Economia
Fecomércio vê impacto duplo em MT com nova tarifa dos EUA sobre o Brasil
“Como elo final da cadeia produtiva, o comércio deve ser duplamente impactado pela retração e mudanças na exportação para os norte-americanos, sofrendo diretamente com a redução nas vendas dessas mercadorias, mas também com a diminuição na geração de emprego e renda das famílias”, afirmou o presidente da Fecomércio-MT, José Wenceslau de Souza Júnior, ao comentar a taxação de 50% que os EUA devem aplicar ao Brasil sobre diversos produtos brasileiros comercializados com o país norte-americano. A medida entra em vigor nesta quinta-feira (6).
Com uma política protecionista, o mandatário Donald Trump implantou tarifas comerciais em diversos países, fundamentando tal decisão na defesa da soberania econômica e na correção dos desequilíbrios da balança comercial.
O presidente da Fecomércio-MT destaca, ainda, que “a partir de sua vocação exportadora, o estado tem se beneficiado de um impulso econômico relevante, já que o comércio internacional, quando fortalecido, atua como um motor de geração de riqueza não apenas para as empresas exportadoras, mas também para os municípios onde essas atividades estão instaladas”.
No plano municipal, o Instituto de Pesquisa da Fecomércio Mato Grosso averiguou que algumas cidades apresentam maior vulnerabilidade. Chapada dos Guimarães e Vila Bela da Santíssima Trindade, por exemplo, destinaram 100% de suas exportações ao mercado norte-americano em 2024, junto a outros três municípios. Além destes, Juína exportou 71,57% de seu total para os EUA; Acorizal, 45,95%; e Peixoto de Azevedo, 44,03%.
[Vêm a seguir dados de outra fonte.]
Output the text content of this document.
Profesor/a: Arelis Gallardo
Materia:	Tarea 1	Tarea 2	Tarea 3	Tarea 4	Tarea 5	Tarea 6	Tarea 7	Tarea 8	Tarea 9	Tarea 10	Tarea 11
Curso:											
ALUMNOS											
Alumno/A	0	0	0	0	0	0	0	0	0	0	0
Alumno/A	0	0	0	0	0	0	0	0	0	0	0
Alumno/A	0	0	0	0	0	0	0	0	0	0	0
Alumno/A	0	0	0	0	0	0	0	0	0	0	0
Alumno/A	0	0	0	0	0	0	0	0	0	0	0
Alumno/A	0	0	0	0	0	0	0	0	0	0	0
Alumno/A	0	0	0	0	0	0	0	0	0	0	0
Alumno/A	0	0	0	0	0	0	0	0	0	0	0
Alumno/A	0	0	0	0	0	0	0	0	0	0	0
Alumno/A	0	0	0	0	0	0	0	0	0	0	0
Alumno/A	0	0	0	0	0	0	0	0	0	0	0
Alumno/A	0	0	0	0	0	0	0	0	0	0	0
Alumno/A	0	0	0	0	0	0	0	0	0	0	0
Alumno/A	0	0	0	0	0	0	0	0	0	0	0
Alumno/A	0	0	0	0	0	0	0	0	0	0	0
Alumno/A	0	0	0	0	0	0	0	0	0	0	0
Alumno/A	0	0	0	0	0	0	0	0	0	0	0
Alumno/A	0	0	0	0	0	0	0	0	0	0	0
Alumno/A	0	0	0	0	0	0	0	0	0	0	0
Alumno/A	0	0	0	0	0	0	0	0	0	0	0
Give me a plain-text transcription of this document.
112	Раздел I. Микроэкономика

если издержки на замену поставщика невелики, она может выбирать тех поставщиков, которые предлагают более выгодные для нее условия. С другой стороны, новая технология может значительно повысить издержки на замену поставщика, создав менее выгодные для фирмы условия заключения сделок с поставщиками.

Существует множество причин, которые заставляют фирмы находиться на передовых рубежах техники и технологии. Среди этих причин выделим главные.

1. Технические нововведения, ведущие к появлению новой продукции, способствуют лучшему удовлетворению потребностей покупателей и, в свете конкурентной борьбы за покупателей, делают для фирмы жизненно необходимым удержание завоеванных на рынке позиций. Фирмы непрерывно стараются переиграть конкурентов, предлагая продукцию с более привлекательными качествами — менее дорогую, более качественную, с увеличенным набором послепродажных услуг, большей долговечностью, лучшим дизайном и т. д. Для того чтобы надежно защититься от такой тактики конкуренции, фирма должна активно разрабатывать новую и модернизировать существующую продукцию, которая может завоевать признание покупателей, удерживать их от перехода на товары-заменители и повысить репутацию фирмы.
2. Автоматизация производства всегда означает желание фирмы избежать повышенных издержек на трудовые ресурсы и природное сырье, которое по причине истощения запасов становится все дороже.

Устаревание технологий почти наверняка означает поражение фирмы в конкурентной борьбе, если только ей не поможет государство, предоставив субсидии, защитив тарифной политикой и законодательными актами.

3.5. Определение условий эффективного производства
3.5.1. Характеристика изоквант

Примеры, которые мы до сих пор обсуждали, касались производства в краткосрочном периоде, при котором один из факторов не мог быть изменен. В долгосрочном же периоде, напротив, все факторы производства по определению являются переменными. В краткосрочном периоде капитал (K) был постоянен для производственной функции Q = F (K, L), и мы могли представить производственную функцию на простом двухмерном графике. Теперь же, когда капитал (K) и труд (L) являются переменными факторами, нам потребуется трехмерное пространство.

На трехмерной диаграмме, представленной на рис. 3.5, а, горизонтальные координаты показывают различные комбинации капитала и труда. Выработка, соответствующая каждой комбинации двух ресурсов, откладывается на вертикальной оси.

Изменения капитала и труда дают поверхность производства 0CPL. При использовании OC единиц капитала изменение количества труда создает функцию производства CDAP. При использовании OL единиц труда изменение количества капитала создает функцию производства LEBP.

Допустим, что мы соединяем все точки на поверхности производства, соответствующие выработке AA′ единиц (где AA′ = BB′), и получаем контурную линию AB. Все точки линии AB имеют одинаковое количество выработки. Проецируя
Mesmo com a retirada de quase 700 produtos da tarifa adicional de 40%, municípios como Mirassol d’Oeste e Paranatinga seguem vulneráveis a impactos significativos. Em 2024, essas cidades foram responsáveis por 75,61% de toda a carne bovina exportada de Mato Grosso para os Estados Unidos, o que evidencia que, embora o impacto possa ser menor do que o inicialmente previsto, os efeitos ainda reverberam em maior medida, com a visão focada nos municípios.
As ações da política americana tiveram início em março, com a implementação de uma tarifa de 25% sobre as importações de aço e alumínio, insumos considerados estratégicos para a indústria norte-americana. Em abril, o governo dos EUA anunciou uma tarifa universal de 10% sobre as importações provenientes de países com os quais mantém déficits comerciais — o que incluiu o Brasil entre os afetados. Agora, essa tarifa deve ser elevada para 50%, exclusivamente sobre produtos brasileiros.
Essa escalada tarifária tem gerado preocupações tanto no âmbito federal quanto entre os estados com laços comerciais relevantes com os Estados Unidos, como é o caso de Mato Grosso. Segundo análise do Instituto de Pesquisa da Fecomércio no estado (IPF-MT), embora o mercado norte-americano represente apenas 1,10% das exportações mato-grossenses, ele corresponde a 14,64% das importações do estado — o que revela sua importância estratégica em termos de abastecimento e integração de cadeias produtivas.
Ainda conforme o instituto, entre os principais produtos exportados para os EUA em 2024, destacam-se o ouro (US$ 157,73 milhões), a carne bovina (US$ 148,27 milhões), a soja (US$ 39,48 milhões), gelatinas e derivados (US$ 16,85 milhões) e a madeira (US$ 11,09 milhões). Em 2025, os ovos de aves emergem como novo destaque, impulsionados pela crise sanitária da gripe aviária nos Estados Unidos, alcançando o terceiro lugar entre os produtos mais exportados no ano, com receita de US$ 8,07 milhões.
Diante desse cenário, Wenceslau Júnior explica que “se torna evidente a urgência de uma diplomacia econômica eficaz, capaz de mitigar os efeitos adversos dessas barreiras comerciais. Isso é particularmente relevante para Mato Grosso, cuja balança comercial responde por cerca de 30% do superávit nacional. Logo, impactos sobre sua performance externa repercutem não apenas nos municípios diretamente exportadores, mas também nos indicadores macroeconômicos nacionais”.